Tian lumayan banyak membantunya, tapi tak sedikit pula laki-laki itu berkomentar yang sering bikin Soraya naik pitam.

Soraya yang udah keburu capek akhirnya jadi ketiduran di kursi. Lupa pada laptop dan tugas-tugasnya yang masih terjaga hingga esok pagi yang baru diingatnya kemudian. Sehingga menjelang pagi, gadis itu spontan mengumpat karena sempat-sempatnya ia tidur hingga lupa buat lanjutin revisinya. Membuat sang ibu yang dengar menyahut keras dari arah dapur.

Ia sedikit beruntung karena jadwal bimbingannya dimulai pukul 11 siang, paginya tidak ada jadwal kuliah apa-apa sehingga Soraya ada kesempatan untuk melanjutkan kedua revisinya. Pertama Soraya akan mengurus skripsi, kedua baru urusan naskah fiksi. Lebih beruntung lagi siangnya Bu Ella enggak banyak komentar tentang bab satunya. Beliau hanya menyuruh Soraya buat lebih menambah teori remaja yang dirasa masih kurang sebelum minggu depan masuk ke bab dua, beda lagi sama Bunga yang langsung dapat acc dan lanjut ke bab berikutnya.

Terus siangnya jam satu, Soraya ketemuan sama Mbak Wendi, yang harusnya ada Mas Tian sekalian, tapi detik-detik melewati waktu janjian laki-laki itu membatalkannya jadi cuma Mbak Wendi yang absen.

“Yang tempat karaoke dekat simpang gak jadi dipakai?” tanya Wendi tanpa mengalihkan pandangannya dari naskah Soraya yang diselesaikan hasil kebut.
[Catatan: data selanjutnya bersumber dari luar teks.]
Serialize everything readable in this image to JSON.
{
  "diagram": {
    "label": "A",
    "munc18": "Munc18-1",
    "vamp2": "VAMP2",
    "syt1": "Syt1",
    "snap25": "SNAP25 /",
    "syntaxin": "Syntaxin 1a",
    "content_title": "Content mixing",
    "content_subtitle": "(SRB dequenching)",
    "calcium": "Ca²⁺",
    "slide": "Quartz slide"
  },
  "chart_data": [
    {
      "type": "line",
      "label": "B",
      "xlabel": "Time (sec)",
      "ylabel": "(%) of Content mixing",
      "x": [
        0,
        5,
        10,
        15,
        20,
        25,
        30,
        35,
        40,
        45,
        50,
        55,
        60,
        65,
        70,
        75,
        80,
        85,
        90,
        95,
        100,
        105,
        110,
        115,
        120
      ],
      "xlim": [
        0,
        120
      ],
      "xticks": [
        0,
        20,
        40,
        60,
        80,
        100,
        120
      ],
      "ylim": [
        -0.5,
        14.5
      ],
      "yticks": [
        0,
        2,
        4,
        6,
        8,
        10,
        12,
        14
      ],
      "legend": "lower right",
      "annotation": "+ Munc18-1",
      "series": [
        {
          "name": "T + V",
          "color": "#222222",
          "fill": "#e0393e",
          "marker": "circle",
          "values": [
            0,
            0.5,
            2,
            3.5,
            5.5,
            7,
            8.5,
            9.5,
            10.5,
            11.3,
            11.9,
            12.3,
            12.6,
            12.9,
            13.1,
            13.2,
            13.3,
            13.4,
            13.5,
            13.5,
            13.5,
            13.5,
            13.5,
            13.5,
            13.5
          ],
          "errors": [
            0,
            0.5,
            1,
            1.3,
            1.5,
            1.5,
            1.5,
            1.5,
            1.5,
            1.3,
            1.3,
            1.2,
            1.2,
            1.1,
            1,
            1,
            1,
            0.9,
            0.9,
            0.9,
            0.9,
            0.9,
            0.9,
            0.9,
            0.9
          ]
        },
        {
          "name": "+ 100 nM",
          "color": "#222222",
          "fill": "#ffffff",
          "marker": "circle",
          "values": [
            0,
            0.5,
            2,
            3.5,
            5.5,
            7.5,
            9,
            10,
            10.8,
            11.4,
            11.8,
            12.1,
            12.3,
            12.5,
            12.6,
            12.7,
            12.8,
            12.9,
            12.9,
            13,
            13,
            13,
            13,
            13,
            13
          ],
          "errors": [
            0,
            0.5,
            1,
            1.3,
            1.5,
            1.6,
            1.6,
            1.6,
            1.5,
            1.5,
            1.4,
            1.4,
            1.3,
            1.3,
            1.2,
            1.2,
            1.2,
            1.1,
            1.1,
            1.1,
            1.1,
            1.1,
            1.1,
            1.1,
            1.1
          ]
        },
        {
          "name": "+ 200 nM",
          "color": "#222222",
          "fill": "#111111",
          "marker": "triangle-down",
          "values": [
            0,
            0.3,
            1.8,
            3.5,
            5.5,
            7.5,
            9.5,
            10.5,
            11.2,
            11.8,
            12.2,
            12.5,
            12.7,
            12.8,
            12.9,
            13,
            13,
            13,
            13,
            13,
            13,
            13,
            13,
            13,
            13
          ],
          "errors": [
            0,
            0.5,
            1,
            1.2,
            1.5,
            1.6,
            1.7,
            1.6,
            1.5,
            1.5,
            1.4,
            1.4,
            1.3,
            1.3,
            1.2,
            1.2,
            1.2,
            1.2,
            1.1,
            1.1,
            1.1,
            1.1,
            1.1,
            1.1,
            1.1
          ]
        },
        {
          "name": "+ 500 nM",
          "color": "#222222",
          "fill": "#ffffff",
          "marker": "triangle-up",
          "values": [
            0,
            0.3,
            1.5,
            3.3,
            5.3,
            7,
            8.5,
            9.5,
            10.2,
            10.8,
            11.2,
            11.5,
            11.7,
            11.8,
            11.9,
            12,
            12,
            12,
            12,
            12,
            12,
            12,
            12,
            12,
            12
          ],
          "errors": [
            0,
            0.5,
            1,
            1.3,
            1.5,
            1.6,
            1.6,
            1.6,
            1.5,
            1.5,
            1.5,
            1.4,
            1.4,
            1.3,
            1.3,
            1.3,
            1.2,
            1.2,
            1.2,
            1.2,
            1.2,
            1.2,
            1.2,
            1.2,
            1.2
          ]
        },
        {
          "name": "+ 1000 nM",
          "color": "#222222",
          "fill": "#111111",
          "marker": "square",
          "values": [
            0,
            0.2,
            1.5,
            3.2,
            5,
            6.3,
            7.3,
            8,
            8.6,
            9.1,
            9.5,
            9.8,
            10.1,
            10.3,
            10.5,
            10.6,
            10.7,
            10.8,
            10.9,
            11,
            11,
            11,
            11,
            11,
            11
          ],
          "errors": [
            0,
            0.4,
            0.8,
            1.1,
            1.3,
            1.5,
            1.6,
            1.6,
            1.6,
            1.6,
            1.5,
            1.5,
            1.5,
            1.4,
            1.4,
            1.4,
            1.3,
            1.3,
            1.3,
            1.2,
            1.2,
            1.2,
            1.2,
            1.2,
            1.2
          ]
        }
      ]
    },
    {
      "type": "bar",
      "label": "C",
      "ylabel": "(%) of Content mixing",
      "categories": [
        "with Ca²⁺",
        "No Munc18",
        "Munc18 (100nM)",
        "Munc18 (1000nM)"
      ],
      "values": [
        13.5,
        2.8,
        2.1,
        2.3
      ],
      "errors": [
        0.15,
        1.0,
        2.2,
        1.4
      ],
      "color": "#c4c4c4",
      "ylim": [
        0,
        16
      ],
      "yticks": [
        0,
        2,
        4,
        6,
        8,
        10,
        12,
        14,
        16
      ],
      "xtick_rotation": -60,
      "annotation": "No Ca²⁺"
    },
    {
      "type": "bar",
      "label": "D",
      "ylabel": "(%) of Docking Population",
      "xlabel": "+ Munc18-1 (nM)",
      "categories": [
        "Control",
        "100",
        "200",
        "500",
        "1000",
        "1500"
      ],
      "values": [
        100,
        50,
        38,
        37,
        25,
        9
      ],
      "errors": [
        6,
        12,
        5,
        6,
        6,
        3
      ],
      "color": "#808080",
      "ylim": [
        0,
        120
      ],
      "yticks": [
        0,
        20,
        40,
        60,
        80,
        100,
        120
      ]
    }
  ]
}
“Mas Tian gak mau ke sana,” lanjutnya, “katanya jelek.”

Wendi mengangkat wajah sesaat dengan kepala sedikit miring dan mata menyipit. “Masa, sih? Menurut mbak tempatnya bagus kok, terkenal mewah dan sama-sama satu label juga.”

“Gak tahu sih, katanya gak friendly tempatnya.”

Wendi menggeleng tak begitu mengerti kenapa Mas Tian berpendapat demikian, lalu meneruskan bacaannya hasil revisi naskah Soraya, sedang penulisnya itu tampak teralihkan dengan ponselnya.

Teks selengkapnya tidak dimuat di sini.